Fromage news. Nicholas Sarkozy is in the U.S. and Le Monde is on the story: Sarko likes America’s “fluidity and energy,” which is the diplomatic equivalent of describing a woman by admiring her personality. According to Reuters, his rival, the hyper-hirsute, self-published poet and premier, Dominique de Villepin, announced that France was no longer interested in fighting a “war on terror.” Jacques Chirac, meanwhile, is wiggling to find a friendly prosecutor who won’t toss him in le poké when his term expires next year. The bloggers at Eursoc have the goods. The surprise of the week was French television’s broadcast of a sensitive re-enactment of flight 93. It made the hijackers look like, uh, terrorists.

Hard Labour. The serial suicide of the British Labour party, in advance of Blair’s departure, continues apace, as this interview with the apparently late Gordon Brown in the Times demonstrates. The alternative? The empty Izod that is David Cameron, often running slightly to the left of New Labour. The BBC carries his latest pronouncement against free market economics. “I want India to be India and Britain to be Britain.” And Cameron to be Blair, no doubt.

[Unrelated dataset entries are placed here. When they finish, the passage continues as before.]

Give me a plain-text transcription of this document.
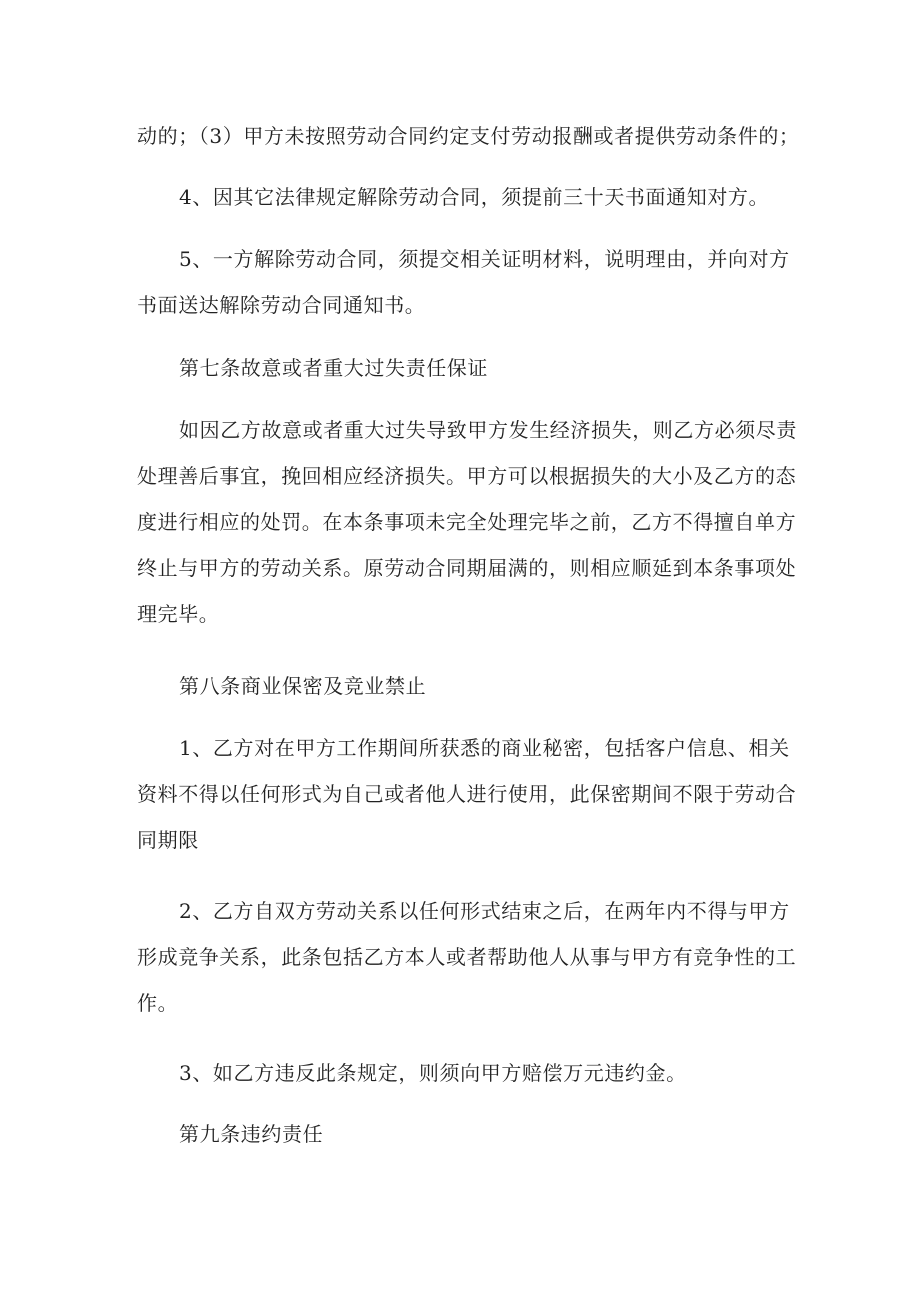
动的；（3）甲方未按照劳动合同约定支付劳动报酬或者提供劳动条件的；

4、因其它法律规定解除劳动合同，须提前三十天书面通知对方。

5、一方解除劳动合同，须提交相关证明材料，说明理由，并向对方
书面送达解除劳动合同通知书。

第七条故意或者重大过失责任保证

如因乙方故意或者重大过失导致甲方发生经济损失，则乙方必须尽责
处理善后事宜，挽回相应经济损失。甲方可以根据损失的大小及乙方的态
度进行相应的处罚。在本条事项未完全处理完毕之前，乙方不得擅自单方
终止与甲方的劳动关系。原劳动合同期届满的，则相应顺延到本条事项处
理完毕。

第八条商业保密及竞业禁止

1、乙方对在甲方工作期间所获悉的商业秘密，包括客户信息、相关
资料不得以任何形式为自己或者他人进行使用，此保密期间不限于劳动合
同期限

2、乙方自双方劳动关系以任何形式结束之后，在两年内不得与甲方
形成竞争关系，此条包括乙方本人或者帮助他人从事与甲方有竞争性的工
作。

3、如乙方违反此条规定，则须向甲方赔偿万元违约金。

第九条违约责任
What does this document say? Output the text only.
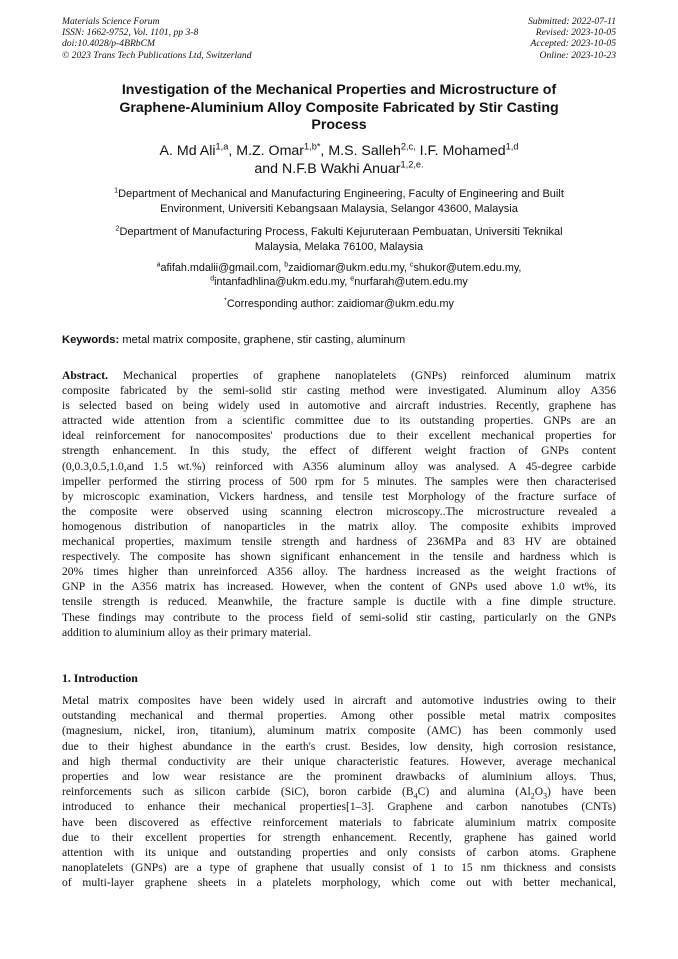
Materials Science Forum
ISSN: 1662-9752, Vol. 1101, pp 3-8
doi:10.4028/p-4BRbCM
© 2023 Trans Tech Publications Ltd, Switzerland
Submitted: 2022-07-11
Revised: 2023-10-05
Accepted: 2023-10-05
Online: 2023-10-23
Investigation of the Mechanical Properties and Microstructure of
Graphene-Aluminium Alloy Composite Fabricated by Stir Casting
Process
A. Md Ali$^{1,a}$, M.Z. Omar$^{1,b*}$, M.S. Salleh$^{2,c,}$ I.F. Mohamed$^{1,d}$
and N.F.B Wakhi Anuar$^{1,2,e.}$
$^1$Department of Mechanical and Manufacturing Engineering, Faculty of Engineering and Built
Environment, Universiti Kebangsaan Malaysia, Selangor 43600, Malaysia
$^2$Department of Manufacturing Process, Fakulti Kejuruteraan Pembuatan, Universiti Teknikal
Malaysia, Melaka 76100, Malaysia
$^a$afifah.mdalii@gmail.com, $^b$zaidiomar@ukm.edu.my, $^c$shukor@utem.edu.my,
$^d$intanfadhlina@ukm.edu.my, $^e$nurfarah@utem.edu.my
*Corresponding author: zaidiomar@ukm.edu.my
Keywords: metal matrix composite, graphene, stir casting, aluminum
Abstract. Mechanical properties of graphene nanoplatelets (GNPs) reinforced aluminum matrix
composite fabricated by the semi-solid stir casting method were investigated. Aluminum alloy A356
is selected based on being widely used in automotive and aircraft industries. Recently, graphene has
attracted wide attention from a scientific committee due to its outstanding properties. GNPs are an
ideal reinforcement for nanocomposites' productions due to their excellent mechanical properties for
strength enhancement. In this study, the effect of different weight fraction of GNPs content
(0,0.3,0.5,1.0,and 1.5 wt.%) reinforced with A356 aluminum alloy was analysed. A 45-degree carbide
impeller performed the stirring process of 500 rpm for 5 minutes. The samples were then characterised
by microscopic examination, Vickers hardness, and tensile test Morphology of the fracture surface of
the composite were observed using scanning electron microscopy..The microstructure revealed a
homogenous distribution of nanoparticles in the matrix alloy. The composite exhibits improved
mechanical properties, maximum tensile strength and hardness of 236MPa and 83 HV are obtained
respectively. The composite has shown significant enhancement in the tensile and hardness which is
20% times higher than unreinforced A356 alloy. The hardness increased as the weight fractions of
GNP in the A356 matrix has increased. However, when the content of GNPs used above 1.0 wt%, its
tensile strength is reduced. Meanwhile, the fracture sample is ductile with a fine dimple structure.
These findings may contribute to the process field of semi-solid stir casting, particularly on the GNPs
addition to aluminium alloy as their primary material.
1. Introduction
Metal matrix composites have been widely used in aircraft and automotive industries owing to their
outstanding mechanical and thermal properties. Among other possible metal matrix composites
(magnesium, nickel, iron, titanium), aluminum matrix composite (AMC) has been commonly used
due to their highest abundance in the earth's crust. Besides, low density, high corrosion resistance,
and high thermal conductivity are their unique characteristic features. However, average mechanical
properties and low wear resistance are the prominent drawbacks of aluminium alloys. Thus,
reinforcements such as silicon carbide (SiC), boron carbide $(B_4C)$ and alumina $(Al_2O_3)$ have been
introduced to enhance their mechanical properties[1–3]. Graphene and carbon nanotubes (CNTs)
have been discovered as effective reinforcement materials to fabricate aluminium matrix composite
due to their excellent properties for strength enhancement. Recently, graphene has gained world
attention with its unique and outstanding properties and only consists of carbon atoms. Graphene
nanoplatelets (GNPs) are a type of graphene that usually consist of 1 to 15 nm thickness and consists
of multi-layer graphene sheets in a platelets morphology, which come out with better mechanical,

Innocents abroad. The British are brilliant at sending their William Boots to darkest America, where they meet the incomprehensible natives and their quaint folk ways. Here’s the Observer’s hapless Paul Harris outraged at the eccentricities of federalism in the New World: “In some places you can't vote if you have a prison record. In others, you can.” Plus, all the license plates are different. It’s like hard math. Paul, in some places, you can vote if you’re dead — and if you vote for Hugo Chavez. It’s a political miracle.

— Denis Boyles is author of Vile France: Fear, Duplicity, Cowardice and Cheese.